American vs British Universities – the Real Cost of an Education

When it comes to the cost of higher education, the United States has long endured a reputation for having some of the priciest enrolment fees in the world.

With prestigious schools such as Harvard, Stanford and the Massachusetts Institute of Technology (MIT) charging fees in excess of $45,000 for a single year (roughly £30,000), it’s easy to see why many people regard American universities as the most expensive all over the globe.

However, those figures don’t tell the whole story. Rising fees in the UK, a greater variance in cost across the US and calls from the Democratic Party to bring down tuition fees (or abolish them altogether, if you’re a Bernie Sanders supporter) have meant that the gap between British and American tuition costs is smaller than ever. Here’s a closer look at some of the most relevant aspects of the ever-narrowing divide.

The Conservative government’s effect on UK tuition

Since coming into power as part of the coalition in 2010, David Cameron has raised the maximum cap on tuition fees to £9,000 per year, which the majority of English universities now charge. This year’s Queen’s Speech in May announced that that cap was set to rise even higher, despite the simultaneous emergence of a letter written by George Osborne in 2003, promising to abolish fees should the Tories be elected. Students fear this latest announcement will lead to spiralling levels of debt, while sceptics say it is nothing more than a ‘Trojan Horse’ paving the way for the removal of the cap altogether.

On the other hand, the real cost of university in England differs greatly from other parts of the UK. In Scotland, native students can study for free, while in Northern Ireland and Wales, the average annual fees are considerably lower than their English counterparts. Meanwhile, south of the border there is encouraging news in the shape of online fee reductions, allowing students to obtain a degree at a reduced price by carrying out part of their assignments online.

A wide range of pricing in the States

Although the figures cited above for the cream of the US university scene might seem almost obscene in their price, they only represent a very small percentage of American institutes. For example, the University of California Los Angeles (UCLA) still ranks among the top 20 universities in the world, but charges $13,251 per year on average, which works out to just over £9,000 – a far closer figure to almost all of England’s universities but with the prestige and quality of one of the best globally.

Elsewhere, American university fees can actually be significantly lower. Taken as a national average, the annual price of tuition in the States is just $9,410, or £6,420. That is a great deal cheaper than the English average, which is approximately £8,810.

Furthermore, the US inflated prices often include accommodation and board which add a significant expense onto British prices. As such, a typical American university could even represent greater value than a British one.

Moving in opposite directions

As mentioned above, the Conservative government has signalled its intention to raise university fees according to a higher quality of student experience. While this spells greater costs for students on this side of the pond, things appear to be moving in the opposite direction across the Atlantic. At present, student debt is above the trillion dollar mark – a practice which the Democrats argue is unsustainable.

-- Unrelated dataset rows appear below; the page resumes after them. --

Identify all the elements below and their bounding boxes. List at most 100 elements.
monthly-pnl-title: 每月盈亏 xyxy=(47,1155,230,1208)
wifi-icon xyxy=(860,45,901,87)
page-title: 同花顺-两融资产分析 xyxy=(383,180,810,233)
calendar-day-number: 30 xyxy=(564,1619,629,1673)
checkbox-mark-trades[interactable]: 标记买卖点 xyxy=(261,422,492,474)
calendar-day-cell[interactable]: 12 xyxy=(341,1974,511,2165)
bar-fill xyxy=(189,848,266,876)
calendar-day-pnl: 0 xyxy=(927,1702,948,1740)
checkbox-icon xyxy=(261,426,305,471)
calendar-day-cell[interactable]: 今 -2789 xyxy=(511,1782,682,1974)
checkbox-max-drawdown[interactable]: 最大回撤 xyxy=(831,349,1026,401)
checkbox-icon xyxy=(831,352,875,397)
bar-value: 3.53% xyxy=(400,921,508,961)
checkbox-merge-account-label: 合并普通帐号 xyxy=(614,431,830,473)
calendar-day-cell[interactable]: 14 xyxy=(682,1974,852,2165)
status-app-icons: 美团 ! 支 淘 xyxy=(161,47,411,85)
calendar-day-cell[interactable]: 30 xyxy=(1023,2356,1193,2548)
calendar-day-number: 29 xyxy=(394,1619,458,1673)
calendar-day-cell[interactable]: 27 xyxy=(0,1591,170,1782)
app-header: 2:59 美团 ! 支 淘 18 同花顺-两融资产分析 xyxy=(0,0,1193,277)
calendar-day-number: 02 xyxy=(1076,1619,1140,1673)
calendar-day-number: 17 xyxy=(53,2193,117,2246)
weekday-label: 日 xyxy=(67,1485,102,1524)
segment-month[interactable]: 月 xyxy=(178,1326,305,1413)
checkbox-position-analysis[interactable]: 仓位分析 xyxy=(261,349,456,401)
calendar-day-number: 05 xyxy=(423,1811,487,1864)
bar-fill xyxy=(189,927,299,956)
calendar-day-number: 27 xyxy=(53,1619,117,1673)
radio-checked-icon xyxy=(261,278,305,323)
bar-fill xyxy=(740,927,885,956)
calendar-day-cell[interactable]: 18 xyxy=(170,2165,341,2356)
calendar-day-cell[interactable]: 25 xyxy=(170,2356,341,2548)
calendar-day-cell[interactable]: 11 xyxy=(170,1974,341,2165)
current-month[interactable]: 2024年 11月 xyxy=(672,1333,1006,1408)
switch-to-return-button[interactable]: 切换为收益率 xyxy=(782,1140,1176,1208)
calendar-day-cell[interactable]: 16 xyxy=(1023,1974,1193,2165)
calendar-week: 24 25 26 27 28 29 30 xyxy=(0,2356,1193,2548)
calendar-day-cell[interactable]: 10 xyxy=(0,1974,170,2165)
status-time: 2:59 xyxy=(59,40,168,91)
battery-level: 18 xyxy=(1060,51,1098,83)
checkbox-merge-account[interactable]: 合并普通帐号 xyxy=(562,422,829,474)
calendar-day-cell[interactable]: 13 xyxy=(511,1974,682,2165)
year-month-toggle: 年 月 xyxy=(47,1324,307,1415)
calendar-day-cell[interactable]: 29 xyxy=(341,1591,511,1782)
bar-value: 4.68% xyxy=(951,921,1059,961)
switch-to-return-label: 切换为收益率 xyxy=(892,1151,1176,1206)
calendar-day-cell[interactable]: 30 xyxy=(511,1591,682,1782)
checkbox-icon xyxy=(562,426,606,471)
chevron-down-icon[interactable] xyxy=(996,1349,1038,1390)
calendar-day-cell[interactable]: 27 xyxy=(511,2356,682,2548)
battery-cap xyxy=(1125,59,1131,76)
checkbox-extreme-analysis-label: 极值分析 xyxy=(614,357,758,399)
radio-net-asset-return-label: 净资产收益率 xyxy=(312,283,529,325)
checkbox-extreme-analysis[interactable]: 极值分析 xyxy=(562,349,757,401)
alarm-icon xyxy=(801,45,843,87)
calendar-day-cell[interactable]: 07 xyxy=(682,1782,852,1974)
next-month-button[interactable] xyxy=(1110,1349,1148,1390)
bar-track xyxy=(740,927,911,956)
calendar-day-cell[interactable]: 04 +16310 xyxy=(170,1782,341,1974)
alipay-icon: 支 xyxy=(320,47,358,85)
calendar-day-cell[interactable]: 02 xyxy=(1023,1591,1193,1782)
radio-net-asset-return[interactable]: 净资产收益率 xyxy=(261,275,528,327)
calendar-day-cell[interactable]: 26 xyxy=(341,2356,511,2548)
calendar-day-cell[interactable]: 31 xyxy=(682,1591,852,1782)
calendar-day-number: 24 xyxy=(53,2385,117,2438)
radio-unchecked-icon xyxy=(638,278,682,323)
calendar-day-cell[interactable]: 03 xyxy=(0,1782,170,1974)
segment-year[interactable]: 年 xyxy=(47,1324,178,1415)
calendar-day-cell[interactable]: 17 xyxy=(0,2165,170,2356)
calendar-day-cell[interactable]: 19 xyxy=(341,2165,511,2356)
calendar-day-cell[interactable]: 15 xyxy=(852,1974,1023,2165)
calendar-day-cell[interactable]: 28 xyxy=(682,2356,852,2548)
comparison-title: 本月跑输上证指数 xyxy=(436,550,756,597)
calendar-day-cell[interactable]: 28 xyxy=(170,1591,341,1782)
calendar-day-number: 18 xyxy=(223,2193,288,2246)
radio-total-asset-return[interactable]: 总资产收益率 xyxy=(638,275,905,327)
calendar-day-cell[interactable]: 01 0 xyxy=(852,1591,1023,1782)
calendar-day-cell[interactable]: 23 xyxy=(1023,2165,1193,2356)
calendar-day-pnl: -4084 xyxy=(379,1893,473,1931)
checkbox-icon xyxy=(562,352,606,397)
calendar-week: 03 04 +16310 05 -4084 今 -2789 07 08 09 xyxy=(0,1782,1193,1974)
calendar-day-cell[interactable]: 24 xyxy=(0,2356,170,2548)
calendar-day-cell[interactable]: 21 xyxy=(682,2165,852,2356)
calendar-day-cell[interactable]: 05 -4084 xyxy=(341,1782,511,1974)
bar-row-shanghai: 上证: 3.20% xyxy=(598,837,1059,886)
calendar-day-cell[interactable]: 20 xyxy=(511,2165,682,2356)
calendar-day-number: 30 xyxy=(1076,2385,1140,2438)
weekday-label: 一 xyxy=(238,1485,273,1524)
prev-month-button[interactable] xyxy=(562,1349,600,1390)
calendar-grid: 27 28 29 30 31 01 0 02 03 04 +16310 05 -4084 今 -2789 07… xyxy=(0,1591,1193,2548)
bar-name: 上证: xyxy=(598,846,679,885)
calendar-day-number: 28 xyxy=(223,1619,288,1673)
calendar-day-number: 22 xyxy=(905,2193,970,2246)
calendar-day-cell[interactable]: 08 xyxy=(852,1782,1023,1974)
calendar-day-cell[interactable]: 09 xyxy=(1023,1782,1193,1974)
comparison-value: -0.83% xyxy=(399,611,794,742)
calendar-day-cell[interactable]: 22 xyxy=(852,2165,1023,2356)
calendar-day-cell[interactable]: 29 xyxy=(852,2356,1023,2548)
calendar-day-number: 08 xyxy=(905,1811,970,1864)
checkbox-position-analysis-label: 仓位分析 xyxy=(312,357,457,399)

With Donald Trump likely to be bested by Hilary Clinton in the race for the next president of the States, her “New College Compact” is set to be a key part of her policies. Her rival for the Democratic nomination, Bernie Sanders, had pledged to abolish fees altogether, arguing that if Germany can manage it, there is no reason why America couldn’t as well. While Clinton is unlikely to go as far as that, it seems certain that the divide between American and British (or at least English, at any rate) university costs is going to narrow even further in the coming years.